1) Close the gun show loophole
Perhaps it would be instructive to look at a Department of Justice study report, Firearm Use by Offenders, showing what percentage of "crime guns" were purchased at gun shows:
Purchased from a retail store 8.3 percent
Purchased at a pawn shop 3.8
Purchased at a flea market 1.0
Purchased in a gun show 0.7
Obtained from friends or family 39.6
Got on the street/illegal source 39.2
Let's be generous, and lump flea markets in with gun shows. That gives us a whopping 1.7%. Yep--that sounds like the key to stopping the violence. But wait--I thought gun shows were "arms bazaars for criminals." Actually, a convicted gun trafficker explained why he assiduously avoided the private vendors.
They all knew that in Virginia, they could avoid the background checks if they purchased secondhand guns from private sellers - either at gun shows or through the classifieds.

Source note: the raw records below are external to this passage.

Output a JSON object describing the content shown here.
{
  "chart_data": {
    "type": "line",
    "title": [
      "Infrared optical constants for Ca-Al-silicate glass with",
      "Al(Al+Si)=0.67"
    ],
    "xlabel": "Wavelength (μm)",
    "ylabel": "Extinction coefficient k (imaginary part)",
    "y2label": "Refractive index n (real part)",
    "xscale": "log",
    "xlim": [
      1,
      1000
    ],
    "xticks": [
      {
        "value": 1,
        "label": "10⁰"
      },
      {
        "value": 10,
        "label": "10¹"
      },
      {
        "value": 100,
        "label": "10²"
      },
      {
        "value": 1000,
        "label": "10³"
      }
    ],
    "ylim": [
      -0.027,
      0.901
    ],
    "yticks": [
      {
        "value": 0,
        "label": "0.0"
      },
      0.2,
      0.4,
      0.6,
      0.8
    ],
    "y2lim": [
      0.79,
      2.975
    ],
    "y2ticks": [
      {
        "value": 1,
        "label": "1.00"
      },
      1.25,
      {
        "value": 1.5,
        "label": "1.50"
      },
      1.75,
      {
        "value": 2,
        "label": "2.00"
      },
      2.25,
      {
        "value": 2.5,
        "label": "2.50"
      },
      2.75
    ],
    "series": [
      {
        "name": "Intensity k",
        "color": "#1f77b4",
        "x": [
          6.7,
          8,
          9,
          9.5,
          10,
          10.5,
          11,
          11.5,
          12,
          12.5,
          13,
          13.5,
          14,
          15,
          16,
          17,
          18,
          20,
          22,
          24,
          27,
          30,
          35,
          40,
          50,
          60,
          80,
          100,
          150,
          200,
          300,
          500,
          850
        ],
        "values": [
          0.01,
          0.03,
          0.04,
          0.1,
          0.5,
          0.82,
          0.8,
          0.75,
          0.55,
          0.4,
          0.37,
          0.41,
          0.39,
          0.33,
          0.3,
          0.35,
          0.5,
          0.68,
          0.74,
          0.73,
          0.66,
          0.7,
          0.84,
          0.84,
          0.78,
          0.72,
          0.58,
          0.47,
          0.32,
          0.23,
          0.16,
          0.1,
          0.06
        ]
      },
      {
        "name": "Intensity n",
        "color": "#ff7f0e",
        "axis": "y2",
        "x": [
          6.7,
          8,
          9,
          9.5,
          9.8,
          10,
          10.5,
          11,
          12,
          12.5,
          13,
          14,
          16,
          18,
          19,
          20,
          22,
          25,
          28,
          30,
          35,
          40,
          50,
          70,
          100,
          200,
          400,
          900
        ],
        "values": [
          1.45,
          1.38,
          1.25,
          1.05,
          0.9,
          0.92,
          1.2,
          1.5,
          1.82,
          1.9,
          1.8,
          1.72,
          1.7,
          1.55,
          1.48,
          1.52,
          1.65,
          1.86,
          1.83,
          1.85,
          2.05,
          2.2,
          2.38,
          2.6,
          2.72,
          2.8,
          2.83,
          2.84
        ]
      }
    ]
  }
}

But, Headlam said: "We never bought from any of them. That one-on-one stuff gets too complicated. People want to have a conversation. They get all skeptical. For real, it was less hassle at a gun shop. Show your two forms of ID, fill out the forms and that's it. No questions asked. Besides, new guns were my thing. They were more in demand on the other end."
But why let the non-existence of a problem stop us from passing a law to solve it?
2) Require gun dealers to perform criminal background checks on all gun-handling employees
What's a "gun-handling employee," I wonder? Does that include people who handle packaged firearms? If so, we need to force shipping companies to screen their employees, as well.

By the way, is there a big problem on the national level of gun shop employees trafficking firearms?
3) Close the "fire sale loophole" that allows dealers whose licenses have been revoked to continue to sell their inventory without conducting background checks
If a gun dealer's license is revoked, he no longer is a dealer--he is a private gun owner, trying to sell some unneeded guns. If the real goal here is, as it appears to be, ending private sales altogether, then come out and say so--even the Brady Campaign is honest enough to do that.

Actually, if "fire sales," by former dealers whose licenses have been revoked, are such a problem (and I'd love to see some numbers on that), maybe it would be a good idea for the BATFE to stop its jihad against dealers, systematically eliminating almost 80% of them since 1994. A good first step in addressing this problem is H.R. 4900, the "BATFE Modernization and Reform Act." Currently, the BATFE has two approaches for dealing with dealers who (almost always accidentally) violate the rules--warnings, or license revocation. H.R. 4900, besides bringing some desperately needed accountability to the agency, would give them some regulatory tools in between those two extremes.

And then, my favorite--
4) Close the “terror gap” that leaves those on the terrorist no-fly list off the list of prohibited purchasers of firearms
I've talked about this before--to give the Attorney General (not even an elected official) the power to unilaterally deprive citizens of their Constitutionally guaranteed fundamental human right of the individual to keep and bear arms, without a conviction, without an indictment, without even an arrest, is to abjectly surrender our system of justice based on the precept of the presumption of innocence pending proof of guilt. Besides, the grotesquely bloated "terrorist watch list" doesn't exactly inspire confidence

Congratulations, Mayor Bloomberg--your pet Congressman is well trained.